Why is w chosen to be 0 or 1? Because behind the scenes, everything is done with 4×4 matrices, and this choice makes the maths work nicely.
You’ll see that below, I often use just (x, y, z) and not (x, y, z, w). The four numbers only matter when you start transforming between one “space” and another, and multiplying by matrices, so (as long as you are careful) you don’t need four numbers all the time.
Calculating the normal
Now, for any given triangle in our mesh, we need a formula that will give us the “normal” direction vector. It needs to be perpendicular (at 90 degrees) to every corner of our triangle. There is a formula, and I’m not going to explain why it works, because we aren’t mathematicians.
Suppose our triangle has points A, B and C in that order (each point has an x,y,z value).
Then the normal is calculated like this: (B – A):cross(C – A)
Let’s look at this gibberish more closely.
We subtract A from B (which means subtracting the x values from each other, ie the y values from each other, and the same for z). So if A is (5, 3, 2) and B is (4, 6, 3), then B – A = (-1, 3, 1).
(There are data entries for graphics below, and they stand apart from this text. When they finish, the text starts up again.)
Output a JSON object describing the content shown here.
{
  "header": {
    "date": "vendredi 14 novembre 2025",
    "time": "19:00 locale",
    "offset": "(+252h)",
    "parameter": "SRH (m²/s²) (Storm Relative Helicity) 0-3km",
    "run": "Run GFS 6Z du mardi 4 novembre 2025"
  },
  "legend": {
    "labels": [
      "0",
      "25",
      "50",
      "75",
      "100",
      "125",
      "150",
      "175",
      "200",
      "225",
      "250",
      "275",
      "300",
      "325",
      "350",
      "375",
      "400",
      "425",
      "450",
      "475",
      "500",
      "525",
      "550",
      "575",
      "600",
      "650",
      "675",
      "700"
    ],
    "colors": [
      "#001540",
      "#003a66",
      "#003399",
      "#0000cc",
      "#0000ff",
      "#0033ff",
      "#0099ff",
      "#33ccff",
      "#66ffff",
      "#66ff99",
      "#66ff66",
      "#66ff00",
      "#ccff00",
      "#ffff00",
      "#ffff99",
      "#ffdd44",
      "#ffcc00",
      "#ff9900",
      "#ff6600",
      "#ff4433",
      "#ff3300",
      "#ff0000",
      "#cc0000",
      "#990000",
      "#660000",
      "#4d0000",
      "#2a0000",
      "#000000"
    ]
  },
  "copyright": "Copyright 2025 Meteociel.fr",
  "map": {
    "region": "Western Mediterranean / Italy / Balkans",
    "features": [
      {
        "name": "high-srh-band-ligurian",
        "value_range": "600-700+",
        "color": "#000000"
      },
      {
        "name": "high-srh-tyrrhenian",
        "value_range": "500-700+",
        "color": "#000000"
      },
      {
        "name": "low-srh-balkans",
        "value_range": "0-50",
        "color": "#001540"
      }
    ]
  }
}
Now when you subtract points from each other, you get a direction (because it gives you the difference between the points, ie which direction to go in, to get from one to the other). So B – A gives us the direction from A to B.
Then we do the same for C – A, which gives us another direction.
You then need the cross product of our two directions, which means multiplying all the x, y and z values together, but not x times x, y times y and z times z. It is more complex than that, which is why it is good that Codea provides a cross function to do it for you.
The result of the formula above is a direction vector (x, y, z) , which is your normal. When you give it to OpenGL to play with, you need to add a fourth number, 0, to show it is a direction, ie (x, y, z, 0).
By the way, it does matter which vertices you choose to be A, B and C, because the direction can be point out of the surface, or back into the object. Obviously we want it to point out of the surface, and if you use the formula above (ie for any three vectors, subtract the second from the first, and the third from the first, and take the cross product), that’s what you’ll get.
What do you do with normals?
Codea does absolutely nothing with normals. We will have to do all the work ourselves, in the shader.
Actually, I’m not quite right. Codea does let you set a table of normals for a mesh, ie
mesh.normals = MyTableOfNormals
with one normal for each vertex in the mesh, in the same order as mesh.vertices. We’ll see how to use them later.
Just one thing. We calculated one normal for each triangle, but each triangle has three vertices. We give each of them the same normal, because it applies to all of them.
So the way you calculate normals is to loop through your vertices three at a time, calculating the normal for each triangle and then setting it for each of the three vertices, like this
local normal = {} for i=1, #vert,3 do local n = (vert[i+1] - vert[i]):cross(vert[i+2] - vert[i]) normal[i] = n normal[i+1] = n normal[i+2] = n end
I hope this explanation hasn’t been too confusing.
Just remember that
- normals tell OpenGL which way each mesh triangle is facing, and
- normals are directions, not points.